Elle avançait à pas rapides en jetant des coups d’œil furtifs autour d’elle. Ils remontèrent la rue, tournant le dos à Maurin et passèrent le coin d’un immeuble pour revenir à leur point de départ, devant le bistrot.

Ils avancèrent sur le trottoir d’un pas plus assuré. Fausse alerte, songea Gandois. Il attendit qu’elle monte dans sa voiture et mette le moteur en marche avant de la saluer d’un geste de la main. Puis il repartit en sens inverse pour rejoindre son collègue. Il venait à peine de faire quelques mètres quand il entendit une pétarade. Son instinct de flic se mit en branle. Il se retourna et revint sur ses pas, l’arme à la main. Deux individus cagoulés à moto fonçaient à pleine vitesse sur la voiture de Delage. L’engin se mit en travers pour bloquer la voiture. Le passager à l’arrière visa la conductrice en tirant une rafale dans le pare-brise. Gandois hurla ses sommations d’usage avant de faire feu dans leur direction, mais le conducteur cabra sa machine et rebroussa chemin pour disparaître à sa vue. La scène avait duré moins d’une minute. Quand il courut jusqu’à la voiture, il croisa le regard vitreux de la jeune femme. Du sang avait giclé sur le pare-brise et dégoulinait comme des larmes sur la vitre. Des plaies à la tête témoignaient de la gravité de ses blessures. Il ouvrit la portière, et posa son doigt sur sa carotide, sans grand espoir de ressentir le moindre souffle de vie. Il sortit son portable, et appela les secours avant de l’extraire de l’habitacle pour tenter un massage cardiaque.

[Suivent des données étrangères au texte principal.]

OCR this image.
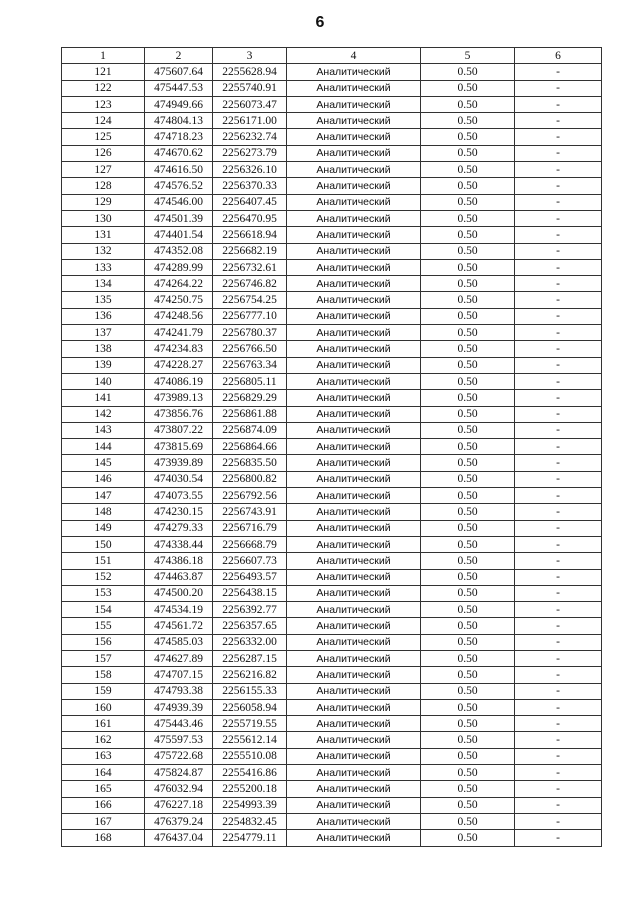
6
1	2	3	4	5	6
121	475607.64	2255628.94	Аналитический	0.50	-
122	475447.53	2255740.91	Аналитический	0.50	-
123	474949.66	2256073.47	Аналитический	0.50	-
124	474804.13	2256171.00	Аналитический	0.50	-
125	474718.23	2256232.74	Аналитический	0.50	-
126	474670.62	2256273.79	Аналитический	0.50	-
127	474616.50	2256326.10	Аналитический	0.50	-
128	474576.52	2256370.33	Аналитический	0.50	-
129	474546.00	2256407.45	Аналитический	0.50	-
130	474501.39	2256470.95	Аналитический	0.50	-
131	474401.54	2256618.94	Аналитический	0.50	-
132	474352.08	2256682.19	Аналитический	0.50	-
133	474289.99	2256732.61	Аналитический	0.50	-
134	474264.22	2256746.82	Аналитический	0.50	-
135	474250.75	2256754.25	Аналитический	0.50	-
136	474248.56	2256777.10	Аналитический	0.50	-
137	474241.79	2256780.37	Аналитический	0.50	-
138	474234.83	2256766.50	Аналитический	0.50	-
139	474228.27	2256763.34	Аналитический	0.50	-
140	474086.19	2256805.11	Аналитический	0.50	-
141	473989.13	2256829.29	Аналитический	0.50	-
142	473856.76	2256861.88	Аналитический	0.50	-
143	473807.22	2256874.09	Аналитический	0.50	-
144	473815.69	2256864.66	Аналитический	0.50	-
145	473939.89	2256835.50	Аналитический	0.50	-
146	474030.54	2256800.82	Аналитический	0.50	-
147	474073.55	2256792.56	Аналитический	0.50	-
148	474230.15	2256743.91	Аналитический	0.50	-
149	474279.33	2256716.79	Аналитический	0.50	-
150	474338.44	2256668.79	Аналитический	0.50	-
151	474386.18	2256607.73	Аналитический	0.50	-
152	474463.87	2256493.57	Аналитический	0.50	-
153	474500.20	2256438.15	Аналитический	0.50	-
154	474534.19	2256392.77	Аналитический	0.50	-
155	474561.72	2256357.65	Аналитический	0.50	-
156	474585.03	2256332.00	Аналитический	0.50	-
157	474627.89	2256287.15	Аналитический	0.50	-
158	474707.15	2256216.82	Аналитический	0.50	-
159	474793.38	2256155.33	Аналитический	0.50	-
160	474939.39	2256058.94	Аналитический	0.50	-
161	475443.46	2255719.55	Аналитический	0.50	-
162	475597.53	2255612.14	Аналитический	0.50	-
163	475722.68	2255510.08	Аналитический	0.50	-
164	475824.87	2255416.86	Аналитический	0.50	-
165	476032.94	2255200.18	Аналитический	0.50	-
166	476227.18	2254993.39	Аналитический	0.50	-
167	476379.24	2254832.45	Аналитический	0.50	-
168	476437.04	2254779.11	Аналитический	0.50	-
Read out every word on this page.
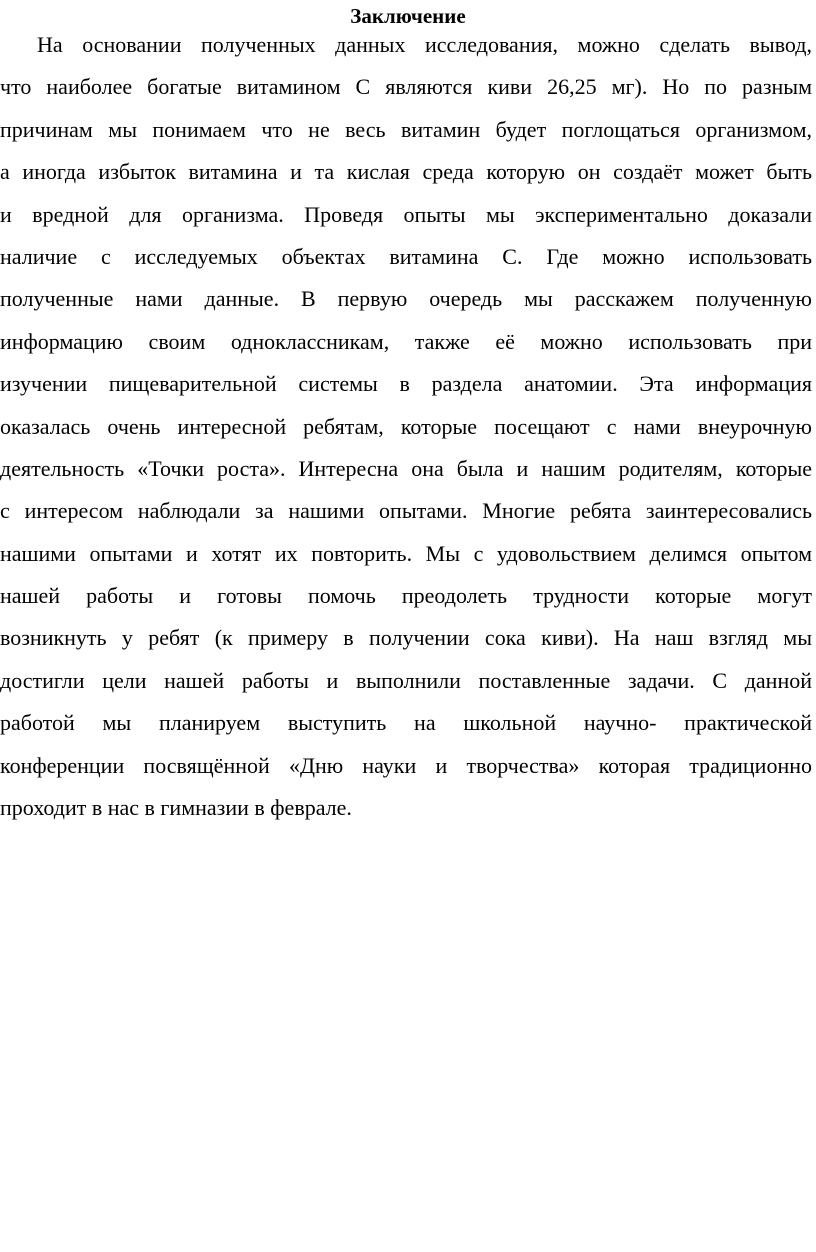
Заключение
На основании полученных данных исследования, можно сделать вывод,
что наиболее богатые витамином С являются киви 26,25 мг). Но по разным
причинам мы понимаем что не весь витамин будет поглощаться организмом,
а иногда избыток витамина и та кислая среда которую он создаёт может быть
и вредной для организма. Проведя опыты мы экспериментально доказали
наличие с исследуемых объектах витамина С. Где можно использовать
полученные нами данные. В первую очередь мы расскажем полученную
информацию своим одноклассникам, также её можно использовать при
изучении пищеварительной системы в раздела анатомии. Эта информация
оказалась очень интересной ребятам, которые посещают с нами внеурочную
деятельность «Точки роста». Интересна она была и нашим родителям, которые
с интересом наблюдали за нашими опытами. Многие ребята заинтересовались
нашими опытами и хотят их повторить. Мы с удовольствием делимся опытом
нашей работы и готовы помочь преодолеть трудности которые могут
возникнуть у ребят (к примеру в получении сока киви). На наш взгляд мы
достигли цели нашей работы и выполнили поставленные задачи. С данной
работой мы планируем выступить на школьной научно- практической
конференции посвящённой «Дню науки и творчества» которая традиционно
проходит в нас в гимназии в феврале.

Les urgentistes prirent rapidement le relais. Kévin s’écarta d’eux pour rejoindre ses collègues.

La rue fut rapidement en état de siège. La police judiciaire, les techniciens de l’identité judiciaire, le légiste, les policiers de proximité, tous se mirent à l’œuvre dans un ballet coordonné. Ces derniers posaient de la rubalise aux abords de la scène du crime. À quelques mètres de là, les urgentistes du SAMU tentaient l’impossible en essayant de réanimer une morte. Gandois se retourna et aperçut Maurin qui se dirigeait à grands pas de géant vers Léo, le patron du bar. Alerté par la fusillade, ce dernier était sorti de sa casemate. Il avait l’air bouleversé de découvrir l’identité de la victime de cette fusillade. Intrigué, Kévin l’observa de loin agiter ses bras en signe de dénégation pendant que Maurin lui parlait. Il les rejoignit.

— Je demandais à monsieur Léo s’il connaissait les activités de mademoiselle Delage, le renseigna Maurin en croisant son regard interrogateur. Mais il jure que non ! Est-ce que je dois le croire, capitaine ?

— Monsieur Léo, mon collègue y va un peu fort. Si c’était une amie, vous devez être bouleversé. Donc, vous n’avez prévenu personne de sa présence dans le quartier, n’est-ce pas ?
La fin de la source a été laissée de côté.